AI Agent Memory Settings

For large-scale problems with substantial amounts of information, long-term memory capabilities are especially critical. For general problems, short-term memory is often sufficient. For single-turn QA problems, long-term and short-term memories may not even be needed.

This also gives the functionality another layer of value: developers can rationally define the memory configuration of AI-BOTs based on their own needs, because longer memories mean more cost consumption. The long-term and short-term memory functionalities provide developers with a way to control AI-BOT costs.

The Future of AI Agents

The powerful capabilities of AI Agents will make them ubiquitous assistants in our future, providing assistance and support for our lives and work. Whether in family life helping us manage daily affairs and household chores, or in the workplace assisting us in processing data and making decisions, AI Agents will play an important role.

In family life, AI Agents can become smart home butlers, learning our preferences and habits, automatically adjusting temperature, lighting and music, providing a personalized living experience.
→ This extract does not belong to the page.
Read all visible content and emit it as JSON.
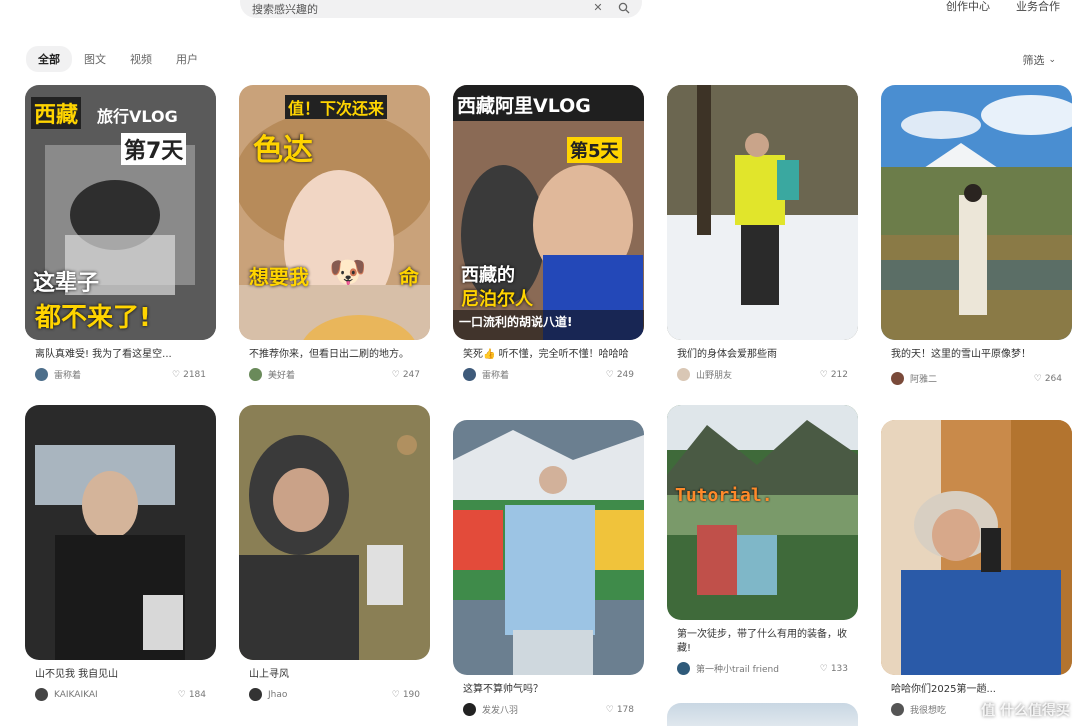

They can also help us manage shopping lists, schedules, and reminders, making our lives more convenient and efficient.

In the workplace, AI Agents become our intelligent assistants and data analysts. They can quickly process large amounts of data, provide accurate analytics and predictions to help us make wiser decisions. AI Agents can also automate tedious tasks, improve work efficiency, and reduce people's work pressure.

Of course, as an emerging technology, AI Agents also face some challenges and risks. We need to ensure the safety and reliability of AI Agent assistants, and avoid accidents and adverse consequences. At the same time, we also need to formulate relevant regulations and industry norms to clarify responsibilities and regulatory mechanisms to ensure the reasonable use and development of AI Agents.

Current AI Agents are still in their initial stage, perhaps not yet perfect, but if this direction maintains the same development speed as generative AI, we may soon see commercialized AI Agent assistants appear around us. That day may come very soon.